Gold ETFs (GLD, IAU) — no dividends; some (GLD) lend gold for ~0.2–0.5% yield, but passed to fund (not holders).
Gold Mining Stocks (GDX, NEM) — dividends from profits (~1–3% yield), but high volatility and company risks.
Tax Implications in 2026
Tokenized gold: capital gains on sales/redemptions; DeFi yields as ordinary income (US: 10–37%; EU varies).
Real-World Examples
Example 1: Retail holder with $10,000 in PAXG — no yield, but can lend for 3–5% APY.

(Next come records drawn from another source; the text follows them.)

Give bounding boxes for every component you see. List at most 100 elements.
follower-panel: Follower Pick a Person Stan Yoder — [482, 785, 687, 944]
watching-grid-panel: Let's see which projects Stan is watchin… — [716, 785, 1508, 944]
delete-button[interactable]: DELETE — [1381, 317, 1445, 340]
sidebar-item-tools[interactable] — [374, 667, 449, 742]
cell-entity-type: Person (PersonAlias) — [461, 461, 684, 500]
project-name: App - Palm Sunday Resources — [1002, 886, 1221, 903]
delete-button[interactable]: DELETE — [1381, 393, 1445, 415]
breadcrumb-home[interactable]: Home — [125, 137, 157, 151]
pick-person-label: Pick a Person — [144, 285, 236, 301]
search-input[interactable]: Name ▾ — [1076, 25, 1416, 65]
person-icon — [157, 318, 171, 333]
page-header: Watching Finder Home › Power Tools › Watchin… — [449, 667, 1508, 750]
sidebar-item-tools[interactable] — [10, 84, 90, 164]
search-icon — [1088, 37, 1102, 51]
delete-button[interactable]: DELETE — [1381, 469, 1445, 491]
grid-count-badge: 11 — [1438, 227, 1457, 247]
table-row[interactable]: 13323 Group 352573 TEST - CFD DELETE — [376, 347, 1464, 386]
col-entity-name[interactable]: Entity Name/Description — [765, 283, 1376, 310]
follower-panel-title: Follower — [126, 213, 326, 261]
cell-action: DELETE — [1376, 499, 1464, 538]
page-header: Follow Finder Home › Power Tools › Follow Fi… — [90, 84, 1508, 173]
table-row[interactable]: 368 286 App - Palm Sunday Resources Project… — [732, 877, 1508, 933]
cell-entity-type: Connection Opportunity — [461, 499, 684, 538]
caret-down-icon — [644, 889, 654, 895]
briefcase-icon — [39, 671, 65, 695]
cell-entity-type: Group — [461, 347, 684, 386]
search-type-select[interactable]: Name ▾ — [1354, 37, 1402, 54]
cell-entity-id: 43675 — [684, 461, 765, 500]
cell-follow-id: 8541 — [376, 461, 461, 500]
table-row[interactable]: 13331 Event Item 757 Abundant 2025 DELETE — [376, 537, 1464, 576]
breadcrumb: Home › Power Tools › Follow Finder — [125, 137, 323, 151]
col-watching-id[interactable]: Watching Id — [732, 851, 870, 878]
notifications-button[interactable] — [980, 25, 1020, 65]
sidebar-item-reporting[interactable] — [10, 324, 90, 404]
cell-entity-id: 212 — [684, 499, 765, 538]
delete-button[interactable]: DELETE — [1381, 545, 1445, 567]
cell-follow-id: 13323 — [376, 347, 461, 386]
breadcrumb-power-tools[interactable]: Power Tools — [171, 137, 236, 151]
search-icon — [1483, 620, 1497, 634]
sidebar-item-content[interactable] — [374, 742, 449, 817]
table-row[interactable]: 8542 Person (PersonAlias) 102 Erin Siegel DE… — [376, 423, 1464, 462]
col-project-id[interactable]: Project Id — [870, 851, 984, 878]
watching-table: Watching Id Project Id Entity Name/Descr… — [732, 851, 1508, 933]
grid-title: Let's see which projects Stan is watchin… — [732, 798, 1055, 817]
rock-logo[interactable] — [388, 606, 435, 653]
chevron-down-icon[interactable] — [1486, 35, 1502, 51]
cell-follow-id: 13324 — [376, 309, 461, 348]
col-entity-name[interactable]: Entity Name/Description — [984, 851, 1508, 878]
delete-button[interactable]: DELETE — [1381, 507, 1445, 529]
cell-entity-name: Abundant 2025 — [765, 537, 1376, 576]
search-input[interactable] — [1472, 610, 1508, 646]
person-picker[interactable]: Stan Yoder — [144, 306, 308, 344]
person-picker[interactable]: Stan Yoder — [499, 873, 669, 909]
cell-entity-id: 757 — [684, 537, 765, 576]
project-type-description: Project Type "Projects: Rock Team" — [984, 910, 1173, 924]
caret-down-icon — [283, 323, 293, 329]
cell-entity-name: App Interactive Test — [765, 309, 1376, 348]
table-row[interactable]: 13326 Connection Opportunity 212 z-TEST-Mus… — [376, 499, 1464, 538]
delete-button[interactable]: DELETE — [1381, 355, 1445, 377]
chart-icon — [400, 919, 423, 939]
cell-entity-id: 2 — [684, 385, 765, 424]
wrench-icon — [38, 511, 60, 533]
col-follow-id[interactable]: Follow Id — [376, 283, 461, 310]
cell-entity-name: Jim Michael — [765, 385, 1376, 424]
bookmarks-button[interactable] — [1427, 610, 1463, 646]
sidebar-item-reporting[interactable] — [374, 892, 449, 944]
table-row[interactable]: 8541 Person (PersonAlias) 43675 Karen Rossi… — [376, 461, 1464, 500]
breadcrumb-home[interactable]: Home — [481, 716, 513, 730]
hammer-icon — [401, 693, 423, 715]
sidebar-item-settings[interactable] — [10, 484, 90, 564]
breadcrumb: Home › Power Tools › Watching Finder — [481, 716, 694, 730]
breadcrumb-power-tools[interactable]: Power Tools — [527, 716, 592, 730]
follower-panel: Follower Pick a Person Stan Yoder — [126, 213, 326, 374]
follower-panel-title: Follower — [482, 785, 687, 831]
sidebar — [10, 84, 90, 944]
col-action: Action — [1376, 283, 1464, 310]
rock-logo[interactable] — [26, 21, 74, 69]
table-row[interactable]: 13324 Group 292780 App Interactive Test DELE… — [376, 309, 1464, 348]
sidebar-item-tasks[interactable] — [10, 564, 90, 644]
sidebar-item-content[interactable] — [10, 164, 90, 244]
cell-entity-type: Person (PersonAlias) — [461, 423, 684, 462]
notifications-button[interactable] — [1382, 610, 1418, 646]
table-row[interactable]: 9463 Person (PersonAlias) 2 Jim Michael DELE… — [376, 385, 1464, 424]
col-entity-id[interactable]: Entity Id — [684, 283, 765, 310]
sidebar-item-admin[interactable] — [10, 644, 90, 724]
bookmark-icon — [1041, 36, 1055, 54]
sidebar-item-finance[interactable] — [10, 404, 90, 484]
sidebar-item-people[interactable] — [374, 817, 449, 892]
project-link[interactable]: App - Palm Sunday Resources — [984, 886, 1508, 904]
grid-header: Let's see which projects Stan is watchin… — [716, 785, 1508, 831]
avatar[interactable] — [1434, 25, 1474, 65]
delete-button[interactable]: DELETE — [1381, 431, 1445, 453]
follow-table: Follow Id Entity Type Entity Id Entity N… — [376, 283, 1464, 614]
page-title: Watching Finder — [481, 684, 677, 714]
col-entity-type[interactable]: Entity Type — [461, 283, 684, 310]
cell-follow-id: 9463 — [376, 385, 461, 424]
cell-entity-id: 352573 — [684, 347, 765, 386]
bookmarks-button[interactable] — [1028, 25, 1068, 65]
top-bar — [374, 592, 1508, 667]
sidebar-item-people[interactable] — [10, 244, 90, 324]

Example 2: Institutional KAU holder — earns 0.5–1.5% from platform fees + DeFi lending.
Future Outlook in 2026
More tokenized gold projects add yields via DeFi or revenue-sharing. RWA market ~$350–$450B (McKinsey), gold tokens ~$4–$5B. Regulatory clarity (MiCA) may encourage compliant yield-bearing gold tokens.
Conclusion
Most tokenized gold does not pay dividends or interest, as it's designed to track gold price, not generate income. Exceptions like KAU offer yields through platform fees, and any token can earn external DeFi yields (3–6% APY). This makes tokenized gold a flexible tool for exposure + potential income, but with added risks. Traditional gold (physical/ETFs) offers no yields, mining stocks provide dividends but with equity risks. The "best" choice depends on your risk tolerance, privacy needs, and yield expectations.